There’s more polling out today from Talk Business / Hendrix College, this time on voter perception of Gov. Asa Hutchinson, U.S. Sen. Tom Cotton, U.S. Sen. John Boozman and President Obama:
Q: Do you approve or disapprove of the job Gov. Asa Hutchinson is doing?
Don’t Know 29%
Q: [U.S. Senator Tom Cotton?]
Don’t Know 17%
Q: [U.S. Senator John Boozman?]
Don’t Know 37%
Q: [President Barack Obama?]
Don’t Know 5%
Talk Business notes that Cotton’s approval-disapproval rating in a February poll was 50 percent to 30 percent, so he’s slipped in the past few months. More on that in a second.
The news for the governor is good: This is about where he was at in a similar poll in February, which means Hutchinson weathered the sometimes contentious legislative session and came out unscathed in the public eye. Most significantly, self-identified Democrats are almost evenly split on their opinion of the governor, 33 percent approval to 34 percent disapproval, despite the persistent rightward drift of his first six months in office.
Why is that? Is it because there are still significant numbers of Arkansas Democrats who lean conservative on some issues and genuinely like what Hutchinson has done with the office thus far? Or, is it more about clever branding? To people not playing close attention to state politics, Asa continues to project an image that’s more starchily centrist than staunchly conservative, all economic development rhetoric and task forces.
Or, could it be because many Arkansas Dems still feel like Hutchinson is far from the worst Republican for the job, considering the general tenor of the GOP these days? It’ll be interesting to see if similar approval numbers among Dems stick around in a year’s time. Also: Whether that 29 percent who say they don’t have an opinion about the governor’s performance breaks in one direction or the other.
Meanwhile, here’s what Hendrix’s Jay Barth (who also writes a regular column for the Times) has to say about the poll results on Cotton, Boozman and Obama:
While President Obama has had a small uptick in his national approval ratings in recent months, his standing in Arkansas remains thoroughly problematic — as it has throughout his presidency. The one-third of Arkansans who approve of the President’s job performance are disproportionately young (those under 30 approve of the President’s job performance 46%-39%); Democratic (who approve of his work 73%-23%), and African-American (70%-22% approval).

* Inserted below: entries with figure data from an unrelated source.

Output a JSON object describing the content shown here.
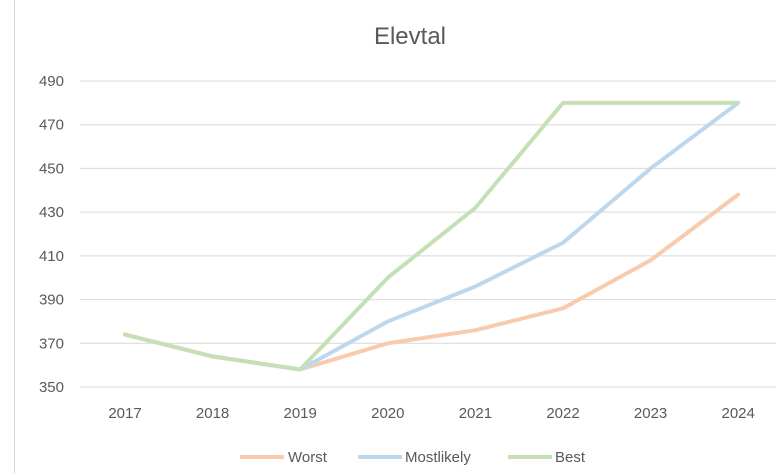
{
  "chart_data": {
    "type": "line",
    "title": "Elevtal",
    "xlabel": "",
    "ylabel": "",
    "categories": [
      "2017",
      "2018",
      "2019",
      "2020",
      "2021",
      "2022",
      "2023",
      "2024"
    ],
    "ylim": [
      350,
      490
    ],
    "yticks": [
      "350",
      "370",
      "390",
      "410",
      "430",
      "450",
      "470",
      "490"
    ],
    "grid": true,
    "legend": "bottom",
    "series": [
      {
        "name": "Worst",
        "color": "#f8cbad",
        "values": [
          374,
          364,
          358,
          370,
          376,
          386,
          408,
          438
        ]
      },
      {
        "name": "Mostlikely",
        "color": "#bdd7ee",
        "values": [
          374,
          364,
          358,
          380,
          396,
          416,
          450,
          480
        ]
      },
      {
        "name": "Best",
        "color": "#c5e0b4",
        "values": [
          374,
          364,
          358,
          400,
          432,
          480,
          480,
          480
        ]
      }
    ]
  }
}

It is a tale of two Senators in examining the ratings of U.S. Senators John Boozman and Tom Cotton. While Boozman has been a figure in Arkansas politics longer, he remains a decidedly low-key and unknown political figure. Nearly four in ten Arkansans have no clear opinion on the performance of their senior Senator. Those who do know enough to evaluate break two-to-one (42%-21%) in his favor.
Cotton is much better known and emphatically more polarizing. Demographically, younger voters (55% of those under 30 disapprove of his performance) and African-Americans (75% disapprove; 8% approve) go against the Senator, while pluralities or majorities of all other groups approve. Geographically, Cotton has particular challenges in the Little Rock area, being on the wrong end of the evaluation of 2nd District voters 44%-40%. And, the partisan divide on Cotton is immense; 75% of Democrats disapprove while 81% of Republicans approve; Independents split evenly on Cotton which is a problematic status for contemporary Arkansas Republicans.
As Dave Ramsey has written for this blog, polarization isn’t a by-product of Cotton’s politics: It’s the point. His is the opposite strategy of Boozman’s relative invisibility. Cotton’s brand of aggressive conservatism is intended to rile up liberals, rally his base and get media attention, all of which it does very well. If his over-the-top antics on Iran temporarily turn off some otherwise sympathetic moderate (or even conservative) Arkansans who may feel qualms about starting another war, well, the junior senator has five and a half more years before the next election to make up the difference. I doubt he’s worried.
Finally, shockingly, wide margins of Arkansans still don’t like Obama. Still, it’s intriguing to wonder what’s behind the slight improvement in the President’s numbers since the last round of polling in February. Statistical noise? The slow but now (sort of) steady economic recovery? A nascent groundswell of rural support for the Affordable Care Act as private option beneficiaries become wholesale progressives? Just kidding.